OK – I was prepared for that. But what I wasn’t prepared for was Avis. Let’s be clear – this is not the “Avis Preferred” service that I’ve become accustomed to in the U.S.A. where you arrive at the airport, head straight to your car, show your license and drive off.
40 minutes at the counter. 40 MINUTES. Things start normally enough. The young lady at the counter – Kate – finds my reservation right away. She took my driver’s license and starts typing in my information. It clearly isn’t going well.
She bangs on the keyboard of her computer, repeatedly hitting the return key and the occasional function key.
“You are from Georgia, yes?” she asked.
“Yes, Georgia, USA,” I reply in case she thinks I am from the country of Georgia.
She bangs on her keyboard some more. She consults her supervisor. They look puzzled.
“Surely you have my information,” I tell them. “I’m Avis Preferred.” I give them my Avis Wizard number.

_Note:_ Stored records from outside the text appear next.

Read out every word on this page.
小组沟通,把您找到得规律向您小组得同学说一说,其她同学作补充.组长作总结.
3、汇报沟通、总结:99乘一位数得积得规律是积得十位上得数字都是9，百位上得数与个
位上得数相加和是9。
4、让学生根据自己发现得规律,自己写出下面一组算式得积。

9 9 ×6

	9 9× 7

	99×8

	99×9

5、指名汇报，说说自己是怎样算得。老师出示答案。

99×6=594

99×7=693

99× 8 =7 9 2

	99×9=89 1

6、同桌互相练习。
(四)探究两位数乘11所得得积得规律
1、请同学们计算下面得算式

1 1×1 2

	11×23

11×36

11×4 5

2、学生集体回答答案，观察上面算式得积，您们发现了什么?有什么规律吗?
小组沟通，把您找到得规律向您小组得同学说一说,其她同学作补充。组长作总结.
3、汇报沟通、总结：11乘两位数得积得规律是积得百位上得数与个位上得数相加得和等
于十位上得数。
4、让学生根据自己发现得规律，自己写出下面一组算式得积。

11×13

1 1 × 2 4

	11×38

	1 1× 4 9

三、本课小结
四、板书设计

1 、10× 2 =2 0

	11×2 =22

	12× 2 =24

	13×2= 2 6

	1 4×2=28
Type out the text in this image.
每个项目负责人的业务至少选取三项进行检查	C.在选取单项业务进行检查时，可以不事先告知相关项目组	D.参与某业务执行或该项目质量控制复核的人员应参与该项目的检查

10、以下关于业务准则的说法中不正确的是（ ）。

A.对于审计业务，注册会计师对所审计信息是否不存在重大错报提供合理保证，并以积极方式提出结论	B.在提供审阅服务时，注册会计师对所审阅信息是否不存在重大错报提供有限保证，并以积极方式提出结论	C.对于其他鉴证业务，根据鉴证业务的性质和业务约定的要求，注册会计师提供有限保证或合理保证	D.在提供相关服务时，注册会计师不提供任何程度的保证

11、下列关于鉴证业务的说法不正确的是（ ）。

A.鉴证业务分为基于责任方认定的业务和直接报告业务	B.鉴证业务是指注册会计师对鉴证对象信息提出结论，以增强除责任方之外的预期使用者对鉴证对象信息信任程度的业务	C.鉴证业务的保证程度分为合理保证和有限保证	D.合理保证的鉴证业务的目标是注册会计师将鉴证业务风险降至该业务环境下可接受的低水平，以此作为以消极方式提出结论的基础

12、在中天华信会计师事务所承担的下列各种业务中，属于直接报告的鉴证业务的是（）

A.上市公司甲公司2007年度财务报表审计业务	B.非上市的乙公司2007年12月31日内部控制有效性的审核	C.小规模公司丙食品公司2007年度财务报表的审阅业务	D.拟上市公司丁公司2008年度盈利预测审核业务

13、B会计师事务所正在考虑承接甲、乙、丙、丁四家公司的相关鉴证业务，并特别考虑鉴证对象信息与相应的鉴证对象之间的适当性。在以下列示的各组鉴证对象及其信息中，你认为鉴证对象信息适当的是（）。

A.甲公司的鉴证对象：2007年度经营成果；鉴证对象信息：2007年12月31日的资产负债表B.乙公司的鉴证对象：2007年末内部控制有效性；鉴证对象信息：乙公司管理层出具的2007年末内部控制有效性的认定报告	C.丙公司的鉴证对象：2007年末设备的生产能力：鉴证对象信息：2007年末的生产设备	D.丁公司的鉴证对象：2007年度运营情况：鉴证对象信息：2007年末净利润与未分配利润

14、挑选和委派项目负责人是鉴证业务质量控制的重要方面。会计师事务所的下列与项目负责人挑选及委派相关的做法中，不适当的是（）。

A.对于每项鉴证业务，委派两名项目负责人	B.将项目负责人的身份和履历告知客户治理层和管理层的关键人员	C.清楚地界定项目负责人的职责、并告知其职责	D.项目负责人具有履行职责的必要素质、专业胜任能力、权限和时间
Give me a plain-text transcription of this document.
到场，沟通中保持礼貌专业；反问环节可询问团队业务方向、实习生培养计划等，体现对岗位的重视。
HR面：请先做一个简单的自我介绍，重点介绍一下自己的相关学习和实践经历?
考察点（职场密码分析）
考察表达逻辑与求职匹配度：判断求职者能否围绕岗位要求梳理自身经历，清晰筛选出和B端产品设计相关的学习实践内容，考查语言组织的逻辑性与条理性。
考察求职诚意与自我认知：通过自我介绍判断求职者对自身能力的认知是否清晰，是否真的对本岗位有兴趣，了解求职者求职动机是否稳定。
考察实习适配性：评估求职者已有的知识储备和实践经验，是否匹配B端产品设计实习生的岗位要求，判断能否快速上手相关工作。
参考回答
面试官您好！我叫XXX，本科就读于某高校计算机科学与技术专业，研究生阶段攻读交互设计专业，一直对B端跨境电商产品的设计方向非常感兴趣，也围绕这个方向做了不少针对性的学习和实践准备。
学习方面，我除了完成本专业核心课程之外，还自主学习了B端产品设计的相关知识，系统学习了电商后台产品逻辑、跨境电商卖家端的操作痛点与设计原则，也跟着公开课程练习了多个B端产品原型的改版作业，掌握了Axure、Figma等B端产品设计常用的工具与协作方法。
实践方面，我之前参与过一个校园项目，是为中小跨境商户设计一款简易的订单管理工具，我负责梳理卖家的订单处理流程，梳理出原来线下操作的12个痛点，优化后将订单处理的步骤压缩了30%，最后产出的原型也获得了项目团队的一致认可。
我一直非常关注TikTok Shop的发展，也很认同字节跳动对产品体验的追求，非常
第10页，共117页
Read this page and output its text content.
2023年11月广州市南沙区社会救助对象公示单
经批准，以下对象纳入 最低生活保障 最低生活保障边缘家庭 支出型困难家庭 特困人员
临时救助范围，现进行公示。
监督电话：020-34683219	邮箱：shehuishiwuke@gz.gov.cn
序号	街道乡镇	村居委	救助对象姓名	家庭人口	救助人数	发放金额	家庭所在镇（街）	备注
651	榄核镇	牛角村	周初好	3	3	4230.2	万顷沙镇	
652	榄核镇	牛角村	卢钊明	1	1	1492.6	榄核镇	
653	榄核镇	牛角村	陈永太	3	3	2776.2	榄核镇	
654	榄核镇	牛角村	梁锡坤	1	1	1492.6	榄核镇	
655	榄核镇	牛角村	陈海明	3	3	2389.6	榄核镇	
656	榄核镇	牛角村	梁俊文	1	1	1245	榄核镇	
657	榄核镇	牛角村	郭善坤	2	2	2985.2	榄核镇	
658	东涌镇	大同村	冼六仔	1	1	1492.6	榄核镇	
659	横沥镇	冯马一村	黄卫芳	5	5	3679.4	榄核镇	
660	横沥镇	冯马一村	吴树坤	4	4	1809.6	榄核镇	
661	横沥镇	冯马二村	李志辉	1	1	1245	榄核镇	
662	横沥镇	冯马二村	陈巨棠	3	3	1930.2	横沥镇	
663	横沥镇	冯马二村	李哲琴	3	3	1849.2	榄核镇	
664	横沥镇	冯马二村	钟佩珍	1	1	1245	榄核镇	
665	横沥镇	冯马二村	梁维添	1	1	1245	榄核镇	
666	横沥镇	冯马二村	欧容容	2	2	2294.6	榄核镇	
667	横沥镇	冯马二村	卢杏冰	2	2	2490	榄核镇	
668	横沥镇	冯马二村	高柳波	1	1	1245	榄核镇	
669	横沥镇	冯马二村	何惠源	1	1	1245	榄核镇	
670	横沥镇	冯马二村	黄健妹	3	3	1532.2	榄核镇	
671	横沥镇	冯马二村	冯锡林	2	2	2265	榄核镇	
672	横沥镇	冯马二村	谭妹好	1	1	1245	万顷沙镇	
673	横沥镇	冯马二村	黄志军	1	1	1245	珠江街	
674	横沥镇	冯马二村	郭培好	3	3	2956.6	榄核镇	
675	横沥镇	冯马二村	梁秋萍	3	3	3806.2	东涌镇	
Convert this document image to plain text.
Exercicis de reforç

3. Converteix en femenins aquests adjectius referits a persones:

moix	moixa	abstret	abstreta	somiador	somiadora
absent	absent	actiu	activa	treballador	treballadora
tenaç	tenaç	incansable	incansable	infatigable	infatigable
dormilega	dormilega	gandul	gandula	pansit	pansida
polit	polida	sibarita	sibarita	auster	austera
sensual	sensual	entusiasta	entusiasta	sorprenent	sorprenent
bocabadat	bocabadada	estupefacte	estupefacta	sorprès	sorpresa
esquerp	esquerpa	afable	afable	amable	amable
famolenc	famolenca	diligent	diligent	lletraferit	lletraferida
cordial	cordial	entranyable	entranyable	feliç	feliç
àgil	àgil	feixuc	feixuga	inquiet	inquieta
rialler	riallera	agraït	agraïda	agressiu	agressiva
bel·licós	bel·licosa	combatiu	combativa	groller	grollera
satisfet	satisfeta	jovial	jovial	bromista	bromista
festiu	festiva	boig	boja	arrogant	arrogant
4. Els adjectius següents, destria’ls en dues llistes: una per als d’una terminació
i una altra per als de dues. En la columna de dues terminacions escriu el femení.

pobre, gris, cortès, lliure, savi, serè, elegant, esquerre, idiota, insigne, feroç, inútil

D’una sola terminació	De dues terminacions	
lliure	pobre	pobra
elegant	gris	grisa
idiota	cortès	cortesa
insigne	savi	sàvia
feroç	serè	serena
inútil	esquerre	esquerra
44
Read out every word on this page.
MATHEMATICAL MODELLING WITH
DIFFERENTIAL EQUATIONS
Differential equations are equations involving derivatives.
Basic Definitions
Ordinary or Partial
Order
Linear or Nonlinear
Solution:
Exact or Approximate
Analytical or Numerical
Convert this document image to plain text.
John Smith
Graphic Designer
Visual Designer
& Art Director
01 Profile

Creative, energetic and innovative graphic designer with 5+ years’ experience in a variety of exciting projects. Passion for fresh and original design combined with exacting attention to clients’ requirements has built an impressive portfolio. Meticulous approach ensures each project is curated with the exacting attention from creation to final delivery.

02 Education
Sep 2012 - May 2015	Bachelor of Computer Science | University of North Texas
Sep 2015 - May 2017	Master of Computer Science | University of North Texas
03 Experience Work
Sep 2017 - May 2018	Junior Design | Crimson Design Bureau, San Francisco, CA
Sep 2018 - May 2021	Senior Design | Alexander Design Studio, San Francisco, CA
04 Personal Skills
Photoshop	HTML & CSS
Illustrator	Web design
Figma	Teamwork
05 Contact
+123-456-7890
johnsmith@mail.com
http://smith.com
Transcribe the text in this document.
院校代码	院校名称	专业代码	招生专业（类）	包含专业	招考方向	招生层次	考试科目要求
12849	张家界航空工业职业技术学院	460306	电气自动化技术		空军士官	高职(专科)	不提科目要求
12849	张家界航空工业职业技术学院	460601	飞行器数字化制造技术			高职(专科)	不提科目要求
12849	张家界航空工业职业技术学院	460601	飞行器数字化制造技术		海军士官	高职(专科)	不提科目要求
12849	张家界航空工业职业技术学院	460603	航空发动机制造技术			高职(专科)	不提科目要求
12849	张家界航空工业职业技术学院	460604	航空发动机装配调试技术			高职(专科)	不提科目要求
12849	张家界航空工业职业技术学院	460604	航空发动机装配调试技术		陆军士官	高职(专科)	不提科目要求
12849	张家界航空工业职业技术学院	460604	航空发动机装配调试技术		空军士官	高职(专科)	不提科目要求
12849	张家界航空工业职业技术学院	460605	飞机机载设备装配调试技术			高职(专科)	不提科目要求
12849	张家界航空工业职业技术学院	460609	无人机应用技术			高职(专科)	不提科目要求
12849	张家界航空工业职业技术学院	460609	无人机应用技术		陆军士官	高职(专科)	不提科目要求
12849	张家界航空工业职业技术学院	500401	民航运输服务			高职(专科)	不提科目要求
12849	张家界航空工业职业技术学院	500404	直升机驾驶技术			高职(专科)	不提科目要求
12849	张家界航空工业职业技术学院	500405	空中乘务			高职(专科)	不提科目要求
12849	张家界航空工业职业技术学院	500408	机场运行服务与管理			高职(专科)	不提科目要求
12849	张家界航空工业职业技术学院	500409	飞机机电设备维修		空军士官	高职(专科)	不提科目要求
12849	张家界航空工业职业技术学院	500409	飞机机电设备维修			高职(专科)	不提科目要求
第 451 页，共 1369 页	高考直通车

She types in the Wizard number. Hits the return key another 37 times.
“You didn’t reserve the car on our website,” she tells me flatly.
No. No I didn’t. That’s because the Avis website price was twice that of the deal I got on Kayak. By the way, Avis lady, my email from Kayak clearly says “Reservation completed on Avis.”
She prints out a contract. I sign.
She writes down a long series of letters and numbers in a notebook. She grabs an envelope with what looks like a set of keys. She starts to hand them to me, but then pulls them back and starts looking at documents.
“The reservation number doesn’t match,” she says.
My red-head Irish wife, frustrated by the length of time I’ve been at the counter, walks up.
“What’s the problem,” she says sternly. “Three other customers have been helped in the time we’ve been waiting.”
My wife doesn’t suffer fools gladly.
Kate, the Avis lady, says little. She prints out another contract. I sign. We all trundle out to the rental car shuttle and finally get in our Volkswagen. We are finally on our way.
I’m pleased to say that the rest of day was fabulous. It’s great to see my brother-in-law and sister-in-law, Donal and Siobhan. They have prepared a delicious lunch of soup, Irish brown bread, a selection of cheeses and of course pots and pots of tea.
After dropping Jim and Stacey at their hotel, Donal, Siobhan, Grainne and I go for a walk along the hills and down by the sea in Dalkey. We are blessed with another perfect day, and walk along the front of Killiney Bay and Coliemore Harbor. Children are swimming. Sailboats move silently through the water. And everyone is out enjoying the sun.
We end up in the village of Dalkey, where the Lobster Festival is in full swing. Hundreds of people are walking through the streets sampling the various lobster dishes being prepared outside. We forego eating since Siobhan is preparing a big dinner. We opt instead for a drink at Finnegan’s pub – my favorite watering hole in Dalkey.
We return back to Donal and Siobhan’s house and soon the house fills with family and friends. Donal and Siobhan’s son Barry and his wife Aisling are visiting from Australia. Their daughter Didi arrives with her boyfriend Rob. As if the occasion wasn’t special enough, it’s also Didi’s birthday. Jim and Stacey round out our dinner party.
We feast on roast beef, scalloped potatoes, peas with bacon and feta and salad. A bottle or three of wine is uncorked and consumed. Siobhan brings out a birthday cake and we sing the traditional song to Didi. Conversations are spirited and filled with laughter. I look around and see a family relishing their time spent together. It’s a family I’m lucky to be a part of.